Ultimo tango a... Mosca

Mosca vista dal basso di un'italiana. I post
Credit: Niyaz Karim

Niente diete. Niente sveglie all’alba o promesse difficili da mantenere (a me stessa, si intende). I buoni propositi per questo 2014 iniziano con una cosa che sognavo da tempo: il tango. Studiare tango a Mosca potrebbe suonare paradossale. Ma ci sono buone scuole con ottimi maestri. Fanatici, come si definiscono loro stessi.

Ne ho trovata una nascosta tra le viuzze silenziose di Tsvetnoj Bulvar. Per arrivarci bisogna costeggiare la grande circonvallazione Sadovaya-Sukharevskaya, e infilarsi in una stradina laterale dove passano poche macchine e si incontra qua e là qualche produkty o qualche negozio di fiori.

In una saletta piccina al piano terra, due ballerini davano dimostrazione di khastl, il ballo che va tanto di moda tra i giovani russi


Ballerini di tango a Mosca (Foto: Eva Canta)

All’ingresso mi ha accolto Mariya, una ragazza alta alta, con i capelli color paglia raccolti in una lunga coda che le correva giù per la schiena. Mi ha sorriso, con quel sorriso timido e apparentemente diffidente che hanno molti russi. E mi ha indicato dove potevo cambiarmi le scarpe, prima di entrare nella sala prove. 

Insieme a me, altri ragazzi aspettavano l’inizio della lezione: la prima, gratuita, di prova. 

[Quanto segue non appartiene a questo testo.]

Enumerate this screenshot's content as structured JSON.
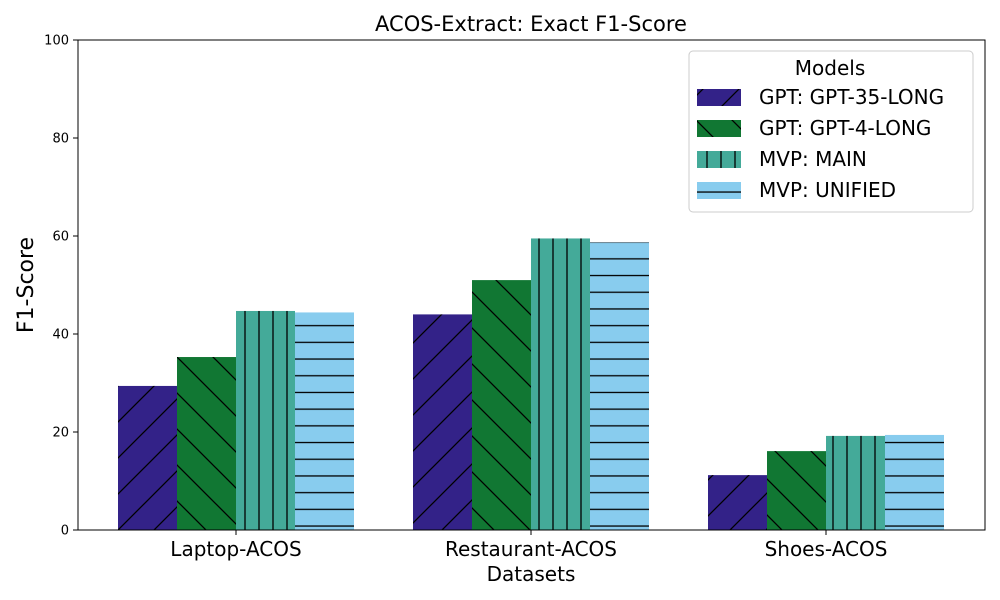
{
  "chart_data": {
    "type": "bar",
    "title": "ACOS-Extract: Exact F1-Score",
    "xlabel": "Datasets",
    "ylabel": "F1-Score",
    "ylim": [
      0,
      100
    ],
    "yticks": [
      "0",
      "20",
      "40",
      "60",
      "80",
      "100"
    ],
    "categories": [
      "Laptop-ACOS",
      "Restaurant-ACOS",
      "Shoes-ACOS"
    ],
    "legend": {
      "title": "Models",
      "placement": "top-right"
    },
    "series": [
      {
        "name": "GPT: GPT-35-LONG",
        "color": "#332288",
        "hatch": "/",
        "values": [
          29.4,
          44.0,
          11.2
        ]
      },
      {
        "name": "GPT: GPT-4-LONG",
        "color": "#117733",
        "hatch": "\\",
        "values": [
          35.3,
          51.0,
          16.1
        ]
      },
      {
        "name": "MVP: MAIN",
        "color": "#44AA99",
        "hatch": "|",
        "values": [
          44.7,
          59.5,
          19.2
        ]
      },
      {
        "name": "MVP: UNIFIED",
        "color": "#88CCEE",
        "hatch": "-",
        "values": [
          44.4,
          58.7,
          19.4
        ]
      }
    ],
    "grid": false
  }
}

Sono stata molto colpita dal gran numero di russi che amano il tango. Si riuniscono in grandi compagnie, e se ne vanno in giro per il mondo inseguendo i festival organizzati negli angoli più sperduti della Terra. Dall’Europa al Sud America, ma anche nelle città russe minori.

Avendo miseramente fallito nel mio tentativo di convincere i miei amici uomini ad accompagnarmi e a farmi da cavaliere, mi sono presentata da sola. Vicino a me, un ragazzo più o meno della mia età, silenzioso, fissava il pavimento facendo dondolare una gamba accavallata sull’altra. È diventato il mio compagno di danze. Vladimir, si chiama.

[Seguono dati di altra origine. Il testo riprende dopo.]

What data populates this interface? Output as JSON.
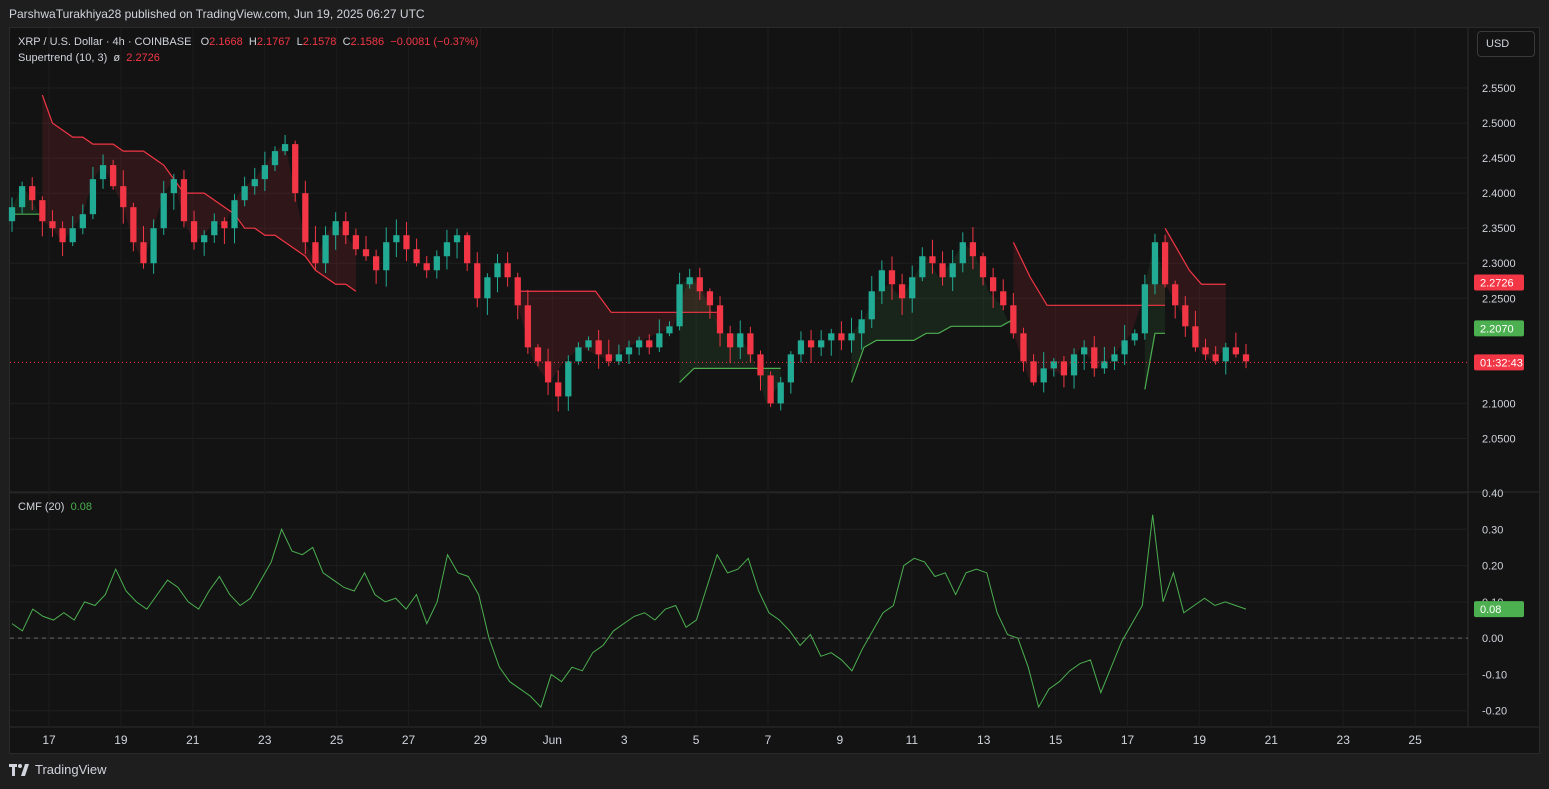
{
  "header": {
    "published_text": "ParshwaTurakhiya28 published on TradingView.com, Jun 19, 2025 06:27 UTC"
  },
  "footer": {
    "brand": "TradingView"
  },
  "currency_button": "USD",
  "legend": {
    "symbol": "XRP / U.S. Dollar · 4h · COINBASE",
    "o_label": "O",
    "o_value": "2.1668",
    "h_label": "H",
    "h_value": "2.1767",
    "l_label": "L",
    "l_value": "2.1578",
    "c_label": "C",
    "c_value": "2.1586",
    "change": "−0.0081 (−0.37%)",
    "supertrend_label": "Supertrend (10, 3)",
    "supertrend_symbol": "ø",
    "supertrend_value": "2.2726",
    "cmf_label": "CMF (20)",
    "cmf_value": "0.08"
  },
  "price_badges": {
    "supertrend_up": "2.2726",
    "supertrend_down": "2.2070",
    "countdown": "01:32:43",
    "cmf": "0.08"
  },
  "colors": {
    "up": "#22ab94",
    "down": "#f23645",
    "cmf_line": "#4caf50",
    "background": "#131313"
  },
  "chart_data": [
    {
      "type": "candlestick",
      "title": "XRP / U.S. Dollar · 4h · COINBASE",
      "x_ticks": [
        "17",
        "19",
        "21",
        "23",
        "25",
        "27",
        "29",
        "Jun",
        "3",
        "5",
        "7",
        "9",
        "11",
        "13",
        "15",
        "17",
        "19",
        "21",
        "23",
        "25"
      ],
      "y_ticks": [
        "2.5500",
        "2.5000",
        "2.4500",
        "2.4000",
        "2.3500",
        "2.3000",
        "2.2500",
        "2.1000",
        "2.0500"
      ],
      "ylim": [
        2.005,
        2.59
      ],
      "last_close": 2.1586,
      "closes": [
        2.38,
        2.41,
        2.39,
        2.36,
        2.35,
        2.33,
        2.35,
        2.37,
        2.42,
        2.44,
        2.41,
        2.38,
        2.33,
        2.3,
        2.35,
        2.4,
        2.42,
        2.36,
        2.33,
        2.34,
        2.36,
        2.35,
        2.39,
        2.41,
        2.42,
        2.44,
        2.46,
        2.47,
        2.4,
        2.33,
        2.3,
        2.34,
        2.36,
        2.34,
        2.32,
        2.31,
        2.29,
        2.33,
        2.34,
        2.32,
        2.3,
        2.29,
        2.31,
        2.33,
        2.34,
        2.3,
        2.25,
        2.28,
        2.3,
        2.28,
        2.24,
        2.18,
        2.16,
        2.13,
        2.11,
        2.16,
        2.18,
        2.19,
        2.17,
        2.16,
        2.17,
        2.18,
        2.19,
        2.18,
        2.2,
        2.21,
        2.27,
        2.28,
        2.26,
        2.24,
        2.2,
        2.18,
        2.2,
        2.17,
        2.14,
        2.1,
        2.13,
        2.17,
        2.19,
        2.18,
        2.19,
        2.2,
        2.19,
        2.2,
        2.22,
        2.26,
        2.29,
        2.27,
        2.25,
        2.28,
        2.31,
        2.3,
        2.28,
        2.3,
        2.33,
        2.31,
        2.28,
        2.26,
        2.24,
        2.2,
        2.16,
        2.13,
        2.15,
        2.16,
        2.14,
        2.17,
        2.18,
        2.15,
        2.16,
        2.17,
        2.19,
        2.2,
        2.27,
        2.33,
        2.27,
        2.24,
        2.21,
        2.18,
        2.17,
        2.16,
        2.18,
        2.17,
        2.16
      ],
      "supertrend": {
        "down_segments": [
          {
            "from_index": 3,
            "to_index": 34,
            "values": [
              2.54,
              2.5,
              2.49,
              2.48,
              2.48,
              2.47,
              2.47,
              2.47,
              2.46,
              2.46,
              2.46,
              2.45,
              2.44,
              2.42,
              2.4,
              2.4,
              2.4,
              2.39,
              2.38,
              2.37,
              2.35,
              2.35,
              2.34,
              2.34,
              2.33,
              2.32,
              2.31,
              2.29,
              2.28,
              2.27,
              2.27,
              2.26
            ]
          },
          {
            "from_index": 50,
            "to_index": 70,
            "values": [
              2.26,
              2.26,
              2.26,
              2.26,
              2.26,
              2.26,
              2.23,
              2.23,
              2.23,
              2.23,
              2.23,
              2.23,
              2.23,
              2.23
            ]
          },
          {
            "from_index": 99,
            "to_index": 114,
            "values": [
              2.33,
              2.28,
              2.24,
              2.24,
              2.24,
              2.24,
              2.24,
              2.24,
              2.24,
              2.24
            ]
          },
          {
            "from_index": 114,
            "to_index": 120,
            "values": [
              2.35,
              2.32,
              2.29,
              2.27,
              2.27,
              2.27
            ]
          }
        ],
        "up_segments": [
          {
            "from_index": 0,
            "to_index": 3,
            "values": [
              2.37,
              2.37,
              2.37,
              2.37
            ]
          },
          {
            "from_index": 66,
            "to_index": 76,
            "values": [
              2.13,
              2.15,
              2.15,
              2.15,
              2.15,
              2.15,
              2.15,
              2.15
            ]
          },
          {
            "from_index": 83,
            "to_index": 99,
            "values": [
              2.13,
              2.18,
              2.19,
              2.19,
              2.19,
              2.19,
              2.2,
              2.2,
              2.21,
              2.21,
              2.21,
              2.21,
              2.21,
              2.22
            ]
          },
          {
            "from_index": 112,
            "to_index": 114,
            "values": [
              2.12,
              2.2,
              2.2
            ]
          }
        ]
      }
    },
    {
      "type": "line",
      "title": "CMF (20)",
      "y_ticks": [
        "0.40",
        "0.30",
        "0.20",
        "0.10",
        "0.00",
        "-0.10",
        "-0.20"
      ],
      "ylim": [
        -0.22,
        0.4
      ],
      "zero_line": 0.0,
      "values": [
        0.04,
        0.02,
        0.08,
        0.06,
        0.05,
        0.07,
        0.05,
        0.1,
        0.09,
        0.12,
        0.19,
        0.13,
        0.1,
        0.08,
        0.12,
        0.16,
        0.14,
        0.1,
        0.08,
        0.13,
        0.17,
        0.12,
        0.09,
        0.11,
        0.16,
        0.21,
        0.3,
        0.24,
        0.23,
        0.25,
        0.18,
        0.16,
        0.14,
        0.13,
        0.18,
        0.12,
        0.1,
        0.11,
        0.08,
        0.12,
        0.04,
        0.1,
        0.23,
        0.18,
        0.17,
        0.12,
        0.0,
        -0.08,
        -0.12,
        -0.14,
        -0.16,
        -0.19,
        -0.1,
        -0.12,
        -0.08,
        -0.09,
        -0.04,
        -0.02,
        0.02,
        0.04,
        0.06,
        0.07,
        0.05,
        0.08,
        0.09,
        0.03,
        0.05,
        0.14,
        0.23,
        0.18,
        0.19,
        0.22,
        0.13,
        0.07,
        0.05,
        0.02,
        -0.02,
        0.01,
        -0.05,
        -0.04,
        -0.06,
        -0.09,
        -0.03,
        0.02,
        0.07,
        0.09,
        0.2,
        0.22,
        0.21,
        0.17,
        0.18,
        0.12,
        0.18,
        0.19,
        0.18,
        0.07,
        0.01,
        0.0,
        -0.08,
        -0.19,
        -0.14,
        -0.12,
        -0.09,
        -0.07,
        -0.06,
        -0.15,
        -0.08,
        -0.01,
        0.04,
        0.09,
        0.34,
        0.1,
        0.18,
        0.07,
        0.09,
        0.11,
        0.09,
        0.1,
        0.09,
        0.08
      ]
    }
  ]
}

Come inizio, a dir la verità, non è stato dei migliori. Mi avrà pestato i piedi non so quante volte, scusandosi in maniera imbarazzata. E io a stento trattenevo le risa. “La prossima volta andrà meglio”, mi ha detto a fine lezione, quasi per farsi perdonare.

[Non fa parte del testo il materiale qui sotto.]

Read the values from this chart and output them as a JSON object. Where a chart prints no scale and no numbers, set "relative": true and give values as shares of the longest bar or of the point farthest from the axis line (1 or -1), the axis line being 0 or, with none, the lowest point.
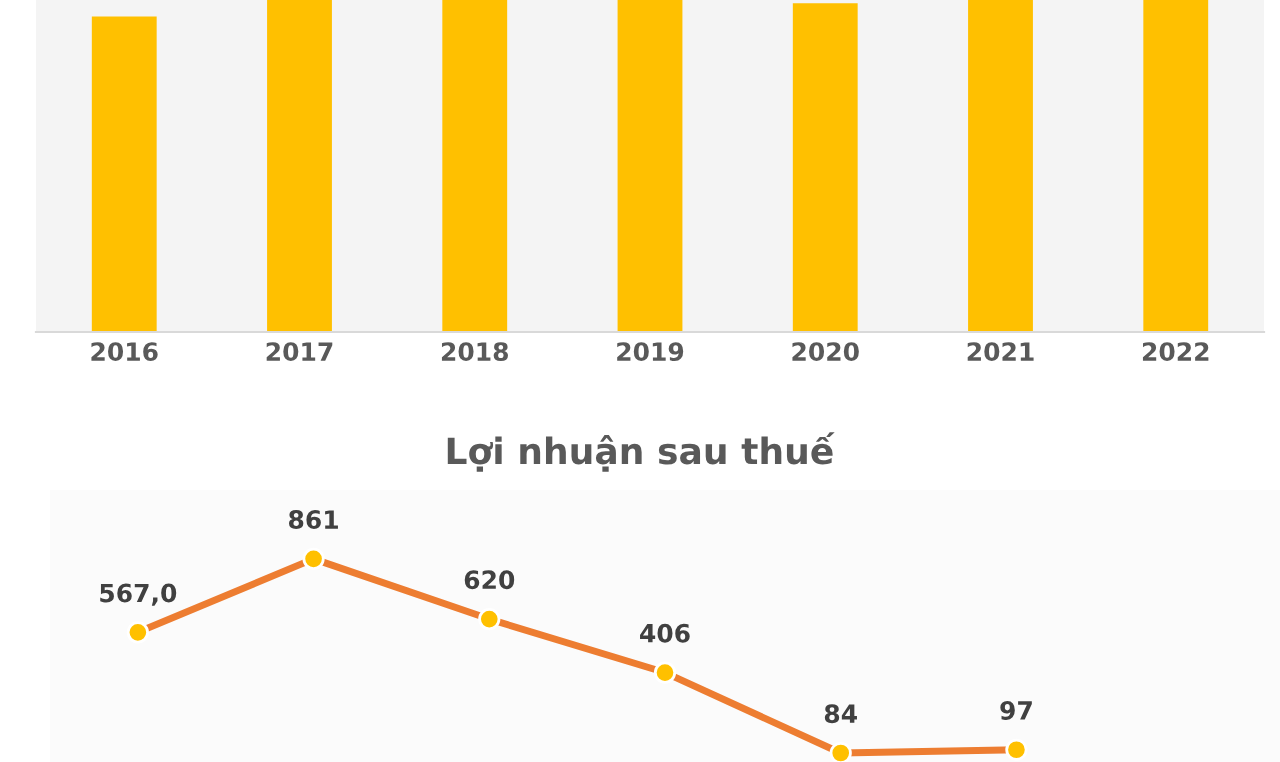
{
  "chart_data": [
    {
      "type": "bar",
      "relative": true,
      "categories": [
        "2016",
        "2017",
        "2018",
        "2019",
        "2020",
        "2021",
        "2022"
      ],
      "values": [
        0.95,
        1.0,
        1.0,
        1.0,
        0.99,
        1.0,
        1.0
      ],
      "color": "#ffc000",
      "grid": false,
      "legend": false
    },
    {
      "type": "line",
      "title": "Lợi nhuận sau thuế",
      "categories": [
        null,
        null,
        null,
        null,
        null,
        null,
        null
      ],
      "values": [
        567.0,
        861,
        620,
        406,
        84,
        97,
        null
      ],
      "value_labels": [
        "567,0",
        "861",
        "620",
        "406",
        "84",
        "97",
        null
      ],
      "color": "#ed7d31",
      "marker": "circle",
      "line_style": "solid",
      "grid": false,
      "legend": false
    }
  ]
}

Alla domanda del maestro “Perché volete imparare a ballare il tango?”, lui ha risposto: “Per capire meglio me stesso”.  Non so precisamente cosa intendesse dire. Ma mi ha fatto sorridere. E riflettere. E ho capito che anche per lui si trattava di un buon proposito, da raggiungere nel 2014... capire meglio sé stesso, ovviamente. E non imparare a ballare il tango.